Speaking to several thousand US and global executives at the Biotechnology Industry Organization’s annual convention in Boston, Paulson said he should have made it clear that the bailout was intended to stabilize the financial system and prevent a collapse that would have hurt ordinary Americans.

“What I never was able to make the public understand was that the rescues weren’t for the banks, they were for the public,” Paulson said. “Every rescue, every bailout we did, I have no regrets because it was better than the alternative.... The money we put out, it prevented a collapse.”

Paulson appeared on a podium for a post-luncheon conversation with another former treasury secretary Robert Rubin, who led US bailout efforts aimed at propping up the Mexican and Asian economies during the Clinton Administration. Both said decisive political action is needed in Europe and the United States soon to prevent a new financial meltdown.
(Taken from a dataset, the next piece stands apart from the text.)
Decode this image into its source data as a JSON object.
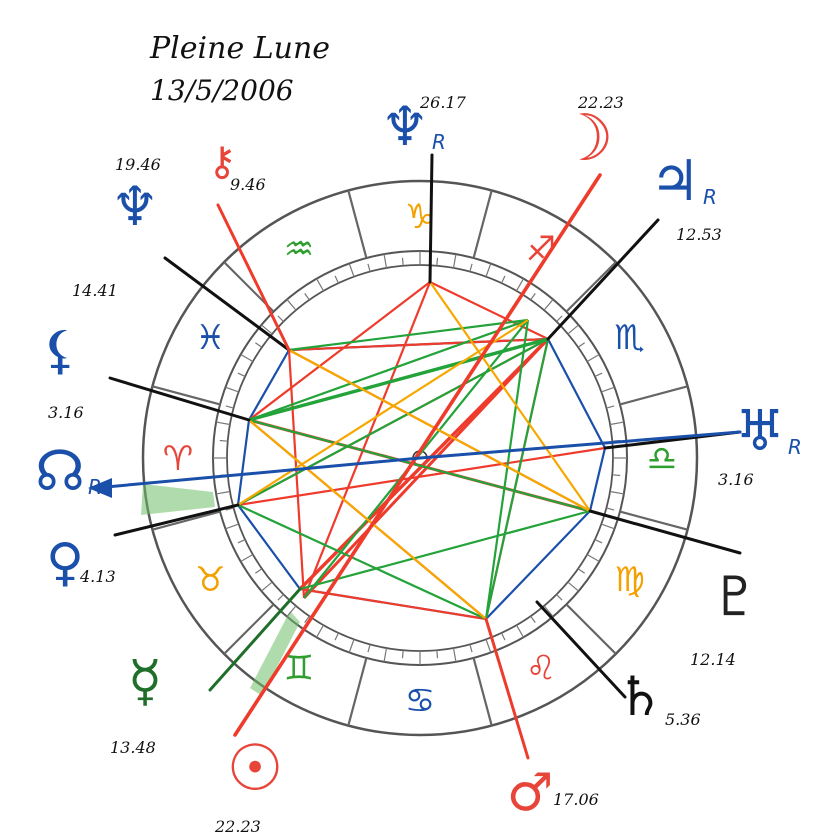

Rubin said the United States, the European Union, and Japan all face unsustainable levels of debt.

“All three of these, roughly speaking, have the same problems,” he said. “They have unsound, unsustainable, and deeply dangerous fiscal situations. In each of these major regions, the problem has been kicked down the road rather than addressed.”

The debt crisis in Europe, in particular, has the potential to drag down the US economy, the former treasury secretaries warned.

“I’m not optimistic in the short term on Europe,” said Paulson. “One of the problems we have in Western democracies is voters wanting things they don’t want to pay for.”

Addressing the strains in the US economy, he said, “The likely case is, although Europe is a drag, the US economy will continue to muddle along, but at a pace that doesn’t make a dent in unemployment.”